Rust Web Programming (Packt)
Friday, 19 March 2021

This book looks at each stage of the web development process, showing how to combine Rust and modern web development principles to build supercharged web apps.Maxwell Flitton shows how to avoid common pitfalls when migrating from traditional dynamic programming languages. Later chapters explore the Actix Web framework, processing JSON requests, creating RESTful services in Rust and building an automated deployment process for the app on an AWS EC2 instance and Docker Hub.


Raspberry Pi IoT In Python Using Linux Drivers (I/O Press)
Wednesday, 17 March 2021

This book shows how the Raspberry Pi, Python and Linux drivers can be used for the Internet of Things. Pi OS, the Raspberry Pi’s operating system, is Linux- based and Linux drivers are available for many off-the-shelf IoT devices. This book explains how, so overcoming the lack of documentation to help you get started. Throughout the book you will find a practical approach to understanding electronic circuits and datasheets and translating this to code, specifically using Python. The emphasis is on understanding how things work so that you can apply your new knowledge to your own projects.

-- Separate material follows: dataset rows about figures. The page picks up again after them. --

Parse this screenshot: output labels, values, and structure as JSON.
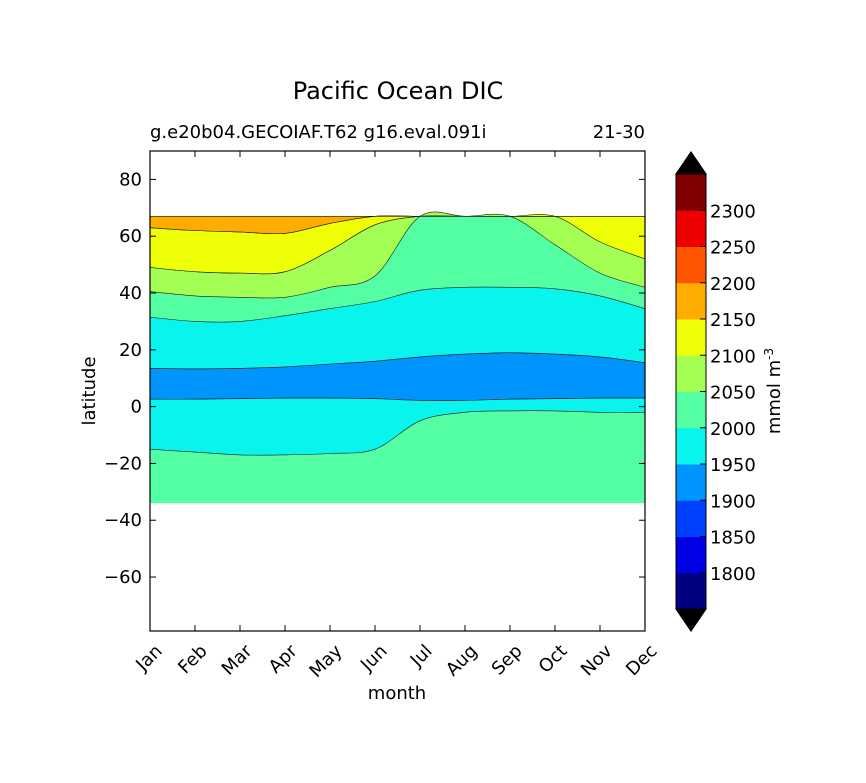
{
  "chart_data": {
    "type": "heatmap",
    "title": "Pacific Ocean DIC",
    "subtitle_left": "g.e20b04.GECOIAF.T62 g16.eval.091i",
    "subtitle_right": "21-30",
    "xlabel": "month",
    "ylabel": "latitude",
    "x_categories": [
      "Jan",
      "Feb",
      "Mar",
      "Apr",
      "May",
      "Jun",
      "Jul",
      "Aug",
      "Sep",
      "Oct",
      "Nov",
      "Dec"
    ],
    "ylim": [
      -79,
      90
    ],
    "yticks": [
      -60,
      -40,
      -20,
      0,
      20,
      40,
      60,
      80
    ],
    "ytick_labels": [
      "−60",
      "−40",
      "−20",
      "0",
      "20",
      "40",
      "60",
      "80"
    ],
    "colorbar": {
      "label": "mmol m",
      "label_superscript": "-3",
      "levels": [
        1750,
        1800,
        1850,
        1900,
        1950,
        2000,
        2050,
        2100,
        2150,
        2200,
        2250,
        2300,
        2350
      ],
      "tick_labels": [
        "1800",
        "1850",
        "1900",
        "1950",
        "2000",
        "2050",
        "2100",
        "2150",
        "2200",
        "2250",
        "2300"
      ],
      "colors": [
        "#000080",
        "#0000e4",
        "#0040ff",
        "#0094ff",
        "#08f4ec",
        "#54ffa4",
        "#a4ff54",
        "#eeff08",
        "#ffac00",
        "#ff5400",
        "#ee0000",
        "#800000"
      ],
      "extend_colors": [
        "#000000",
        "#000000"
      ]
    },
    "data_coverage": {
      "lat_min": -34,
      "lat_max": 67
    },
    "contour_bands": [
      {
        "level": "1900-1950",
        "color": "#0094ff",
        "lower": [
          2.6,
          2.6,
          2.8,
          3.0,
          3.0,
          2.8,
          2.2,
          2.2,
          2.6,
          2.8,
          3.0,
          3.0
        ],
        "upper": [
          13.5,
          13.3,
          13.5,
          14.0,
          15.0,
          16.0,
          17.5,
          18.5,
          19.0,
          18.5,
          17.5,
          15.5
        ]
      },
      {
        "level": "1950-2000 north",
        "color": "#08f4ec",
        "lower": [
          13.5,
          13.3,
          13.5,
          14.0,
          15.0,
          16.0,
          17.5,
          18.5,
          19.0,
          18.5,
          17.5,
          15.5
        ],
        "upper": [
          31.5,
          30.0,
          30.0,
          32.0,
          34.5,
          37.0,
          41.0,
          42.0,
          42.0,
          41.5,
          39.0,
          34.5
        ]
      },
      {
        "level": "1950-2000 south",
        "color": "#08f4ec",
        "lower": [
          -15.0,
          -16.0,
          -17.0,
          -17.0,
          -16.5,
          -15.0,
          -5.0,
          -2.0,
          -1.5,
          -1.5,
          -2.0,
          -2.0
        ],
        "upper": [
          2.6,
          2.6,
          2.8,
          3.0,
          3.0,
          2.8,
          2.2,
          2.2,
          2.6,
          2.8,
          3.0,
          3.0
        ]
      },
      {
        "level": "2050-2100",
        "color": "#a4ff54",
        "lower": [
          40.5,
          39.0,
          38.5,
          38.5,
          42.0,
          46.0,
          67.0,
          67.0,
          67.0,
          57.0,
          47.0,
          42.0
        ],
        "upper": [
          49.0,
          47.5,
          47.0,
          47.5,
          55.0,
          64.0,
          67.0,
          67.0,
          67.0,
          67.0,
          67.0,
          67.0
        ]
      },
      {
        "level": "2100-2150",
        "color": "#eeff08",
        "lower": [
          49.0,
          47.5,
          47.0,
          47.5,
          55.0,
          64.0,
          67.0,
          67.0,
          67.0,
          67.0,
          58.0,
          52.0
        ],
        "upper": [
          63.0,
          62.0,
          61.5,
          61.0,
          64.5,
          67.0,
          67.0,
          67.0,
          67.0,
          67.0,
          67.0,
          67.0
        ]
      },
      {
        "level": "2150-2200",
        "color": "#ffac00",
        "lower": [
          63.0,
          62.0,
          61.5,
          61.0,
          64.5,
          67.0,
          67.0,
          67.0,
          67.0,
          67.0,
          67.0,
          67.0
        ],
        "upper": [
          67.0,
          67.0,
          67.0,
          67.0,
          67.0,
          67.0,
          67.0,
          67.0,
          67.0,
          67.0,
          67.0,
          67.0
        ]
      }
    ]
  }
}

Practical Deep Learning (No Starch Press)
Monday, 15 March 2021

As its subtitle states, this is a Python-Based Introduction which is aimed at developers curious about machine learning but who don't know where to start. Ron Kneusel focuses on the subfield of machine learning known as deep learning and explains core concept to provide the foundation to start building your own models. After an introduction to Python, the author moves through key topics like how to build a good training dataset, work with the scikit-learn and Keras libraries, and evaluate your models’ performance.